POSKOTAJATIM.CO.ID – Sidang dugaan pengemplangan Pajak Pertambahan Nilai (PPN) senilai Rp 2,5 miliar, dengan terdakwa Ronny Widharta, mantan pimpinan PT Sinar Pembangunan Abadi (SPA) Mojokerto, memasuki babak akhir yaitu pledoi.
Dalam persidangan di Ruang Cakra Pengadilan Negeri Mojokerto, Selasa (4/4) siang, kuasa hukum terdakwa menyatakan jaksa tidak memahami pokok masalah tentang perpajakan.
‘”Perkara ini hanya pelaporan pajak tidak lengkap, seharusnya dapat diselesaikan melalui pembayaran. Apalagi perusahaan sudah dinyatakan pailit oleh negara, jadi tidak ada alasan untuk diajukan peradilan pidana,” ujar R Fauzi Zuhri, ketua tim kuasa hukum.
Sementara dalam pembelaan pribadinya, Ronny mengaku tidak pernah mendapat teguran atau himbauan dari Kantor Pelayanan Pajak (KPP). Kalau memang dirinya ada indikasi ‘nakal’, seharusnya KPP melakukan itu sebagai SOP fungsi pengawasan.
Ronny mengingatkan, dalam asas perpajakan pasal 37, 38 dan 39 tentang Ultimatum Remidium UU No 7 Tahun 2021, menegaskan wajib pajak yang melunasi pokok dan sanksi dapat terhindar dari pidana dan tahun persidangan.
Dan sesuai fakta selama persidangan, Ronny menambahkan, selama tahun 2019 telah terungkap kalau perusahaannya dan dirinya pribadi sudah dinyatakan pailit bersama segala akibat hukumnya secara Incrah.
Berdasar Peraturan MA no 13 tahun 2016 pasal 8 ayat 1 korporasi yang telah pailit, setelah terjadinya tindak pidana tidak dapat dipidana.
“Ditegaskan di ayat 2, gugatan terhadap aset tersebut dapat diajukan terhadap mantan pengurus, ahli waris atau pihak ke 3 yang menguasai aset tersebut. Bukan terhadap saya, apalagi dengan dalih pidana,” katanya.
Seharusnya, kata Ronny, tuntutan mengenai hak dan kewajiban yang menyangkut harta pailit harus diajukan oleh atau terhadap kurator berdasar UU no 37 tahun 2004 pasal 26 ayat 1.
Ronny juga mengutip UU no 1 tahun 2004 kerugian negara adalah kekurangan uang, surat berharga, dan barang yang nyata dan pasti jumlahnya akibat perbuatan melawan hukum baik senagaja maupun tidak.

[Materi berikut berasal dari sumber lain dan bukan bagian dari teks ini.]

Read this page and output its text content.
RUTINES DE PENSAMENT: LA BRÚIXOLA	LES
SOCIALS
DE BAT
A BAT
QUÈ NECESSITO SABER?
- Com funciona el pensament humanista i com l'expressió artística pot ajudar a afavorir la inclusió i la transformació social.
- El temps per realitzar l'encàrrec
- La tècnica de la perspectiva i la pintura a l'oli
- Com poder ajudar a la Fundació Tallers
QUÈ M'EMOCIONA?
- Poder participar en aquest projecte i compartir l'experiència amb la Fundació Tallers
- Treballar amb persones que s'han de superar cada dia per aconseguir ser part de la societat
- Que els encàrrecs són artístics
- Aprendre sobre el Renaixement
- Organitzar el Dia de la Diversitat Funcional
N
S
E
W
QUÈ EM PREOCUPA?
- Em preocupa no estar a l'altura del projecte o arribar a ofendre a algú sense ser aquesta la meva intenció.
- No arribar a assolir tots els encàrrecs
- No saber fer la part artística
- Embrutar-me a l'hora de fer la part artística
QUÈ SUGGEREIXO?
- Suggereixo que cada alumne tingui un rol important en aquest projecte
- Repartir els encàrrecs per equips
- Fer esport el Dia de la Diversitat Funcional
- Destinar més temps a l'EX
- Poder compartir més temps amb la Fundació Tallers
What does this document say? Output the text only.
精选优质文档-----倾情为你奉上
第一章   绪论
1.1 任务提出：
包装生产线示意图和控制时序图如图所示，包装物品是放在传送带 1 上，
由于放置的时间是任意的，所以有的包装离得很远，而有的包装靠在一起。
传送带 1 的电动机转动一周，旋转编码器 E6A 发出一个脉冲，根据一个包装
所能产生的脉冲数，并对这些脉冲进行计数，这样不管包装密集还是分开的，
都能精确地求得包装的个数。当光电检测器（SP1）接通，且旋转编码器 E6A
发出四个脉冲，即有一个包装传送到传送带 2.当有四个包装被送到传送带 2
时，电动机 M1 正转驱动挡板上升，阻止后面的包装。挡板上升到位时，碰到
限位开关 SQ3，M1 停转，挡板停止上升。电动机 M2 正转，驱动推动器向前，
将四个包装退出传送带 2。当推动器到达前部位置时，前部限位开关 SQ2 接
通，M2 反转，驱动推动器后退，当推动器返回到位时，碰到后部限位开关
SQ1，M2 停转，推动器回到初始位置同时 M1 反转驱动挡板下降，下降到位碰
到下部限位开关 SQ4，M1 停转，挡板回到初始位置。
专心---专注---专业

“Kalau KPP tidak menerbitkan SKP (Surat Ketetapan Pajak),lalu bagaimana bisa dikatakan hutang pajak yang nyata dan pasti jumlahnya, yang dapat disebut menimbulkan kerugian negara?,” Keluh Ronny.
Sebab bila itu dipaksakan, maka sesuai Dasar Sema no 4 tahun 2016 poin 6 disebutkan, Instansi yang berwenang menyatakan adanya kerugian negara adalah Badan Pemeriksa Keuangan (BPK) sehingga instansi lainnya tidak berwenang Mendeclare adanya kerugian negara.
Ronny juga menyinggung tuntutan JPU yang hanya berdasar keterangan saksi ahli pajak, tetapi dalam persidangan, saksi ahli pajak tersebut justru tidak pernah dihadirkan.
“Terkesan tuntutannya berat sebelah, sehingga saya tidak bisa melakukan pembelaan. Lalu azas keadilan bagi saya mana?,” Tanya Ronny. (##)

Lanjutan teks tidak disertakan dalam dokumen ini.